Dear All,
I have install and configured openmpi with BLCR on my laptop:
1) configure and install blcr
./configure --prefix=/usr/local/ --enable-debug=yes --enable-libcr-tracing=yes --enable-kernel-tracing=yes --enable-testsuite=yes --enable-all-static=yes --enable-static=yes
make
make install
2) configure and install openmpi
./configure --prefix=/usr/local/ --enable-picky --enable-debug --enable-mpi-profile --enable-mpi-cxx --enable-pretty-print-stacktrace --enable-binaries --enable-trace --enable-static=yes --enable-debug --with-devel-headers=1 --with-mpi-param-check=always --with-ft=cr --enable-ft-thread --with-blcr=/usr/local/ --with-blcr-libdir=/usr/local/lib --enable-mpi-threads=yes
make all install
3) add the environment variables.
Open the $HOME/.bashrc and added the following:
PATH="/usr/local/include:$PATH"
LD_LIBRARY_PATH="/usr/local/lib:$LD_LIBRARY_PATH"
Now the problem:
I am trying to checkpoint the following MPI application:
#include <stdio.h>
#include <mpi.h>
main(int argc, char **argv)
{
int node;
MPI_Init(&argc,&argv);
MPI_Comm_rank(MPI_COMM_WORLD, &node);
printf("Hello World from Node %d\n",node);
MPI_Finalize();
}
I am running mpirun as follows:
raj-laptop> mpirun -am ft-enable-cr helloworld.
The errors are as follows:
--------------------------------------------------------------------------
It looks like opal_init failed for some reason; your parallel process is
likely to abort.
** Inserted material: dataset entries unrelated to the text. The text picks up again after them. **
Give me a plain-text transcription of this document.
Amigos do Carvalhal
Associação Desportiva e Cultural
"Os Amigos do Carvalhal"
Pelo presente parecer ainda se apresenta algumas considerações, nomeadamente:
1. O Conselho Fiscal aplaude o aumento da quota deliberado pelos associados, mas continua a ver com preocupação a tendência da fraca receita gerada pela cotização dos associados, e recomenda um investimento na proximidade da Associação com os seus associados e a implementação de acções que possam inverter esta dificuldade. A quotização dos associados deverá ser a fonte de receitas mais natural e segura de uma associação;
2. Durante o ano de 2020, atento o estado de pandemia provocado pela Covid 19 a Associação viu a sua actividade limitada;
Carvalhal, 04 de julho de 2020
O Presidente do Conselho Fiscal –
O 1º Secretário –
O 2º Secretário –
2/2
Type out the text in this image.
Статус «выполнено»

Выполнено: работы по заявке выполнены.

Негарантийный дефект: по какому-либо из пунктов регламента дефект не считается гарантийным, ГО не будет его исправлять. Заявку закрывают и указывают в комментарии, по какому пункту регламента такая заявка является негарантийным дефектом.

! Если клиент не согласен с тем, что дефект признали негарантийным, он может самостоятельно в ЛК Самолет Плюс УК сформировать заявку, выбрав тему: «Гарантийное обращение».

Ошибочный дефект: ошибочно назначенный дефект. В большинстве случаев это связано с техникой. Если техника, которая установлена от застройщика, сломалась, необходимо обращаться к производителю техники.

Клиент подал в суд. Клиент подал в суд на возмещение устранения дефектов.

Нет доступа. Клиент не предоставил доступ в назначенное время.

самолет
There are many reasons that a parallel process can
fail during opal_init; some of which are due to configuration or
environment problems. This failure appears to be an internal failure;
here's some additional information (which may only be relevant to an
Open MPI developer):
opal_cr_init() failed failed
--> Returned value -1 instead of OPAL_SUCCESS
--------------------------------------------------------------------------
*** An error occurred in MPI_Init
*** before MPI was initialized
*** MPI_ERRORS_ARE_FATAL (your MPI job will now abort)
[raj-laptop:9439] Abort before MPI_INIT completed successfully; not able to guarantee that all other processes were killed!
[raj-laptop:09439] [[INVALID],INVALID] ORTE_ERROR_LOG: Error in file runtime/orte_init.c at line 77
--------------------------------------------------------------------------
It looks like MPI_INIT failed for some reason; your parallel process is
likely to abort. There are many reasons that a parallel process can
fail during MPI_INIT; some of which are due to configuration or environment
problems. This failure appears to be an internal failure; here's some
additional information (which may only be relevant to an Open MPI
developer):
ompi_mpi_init: orte_init failed
--> Returned "Error" (-1) instead of "Success" (0)
--------------------------------------------------------------------------
Is it something to do with me running it on a single node; i.e my laptop? or is it something to do with configurations or libraries?
Any help will be very appreciated.
Regards,
Raj
|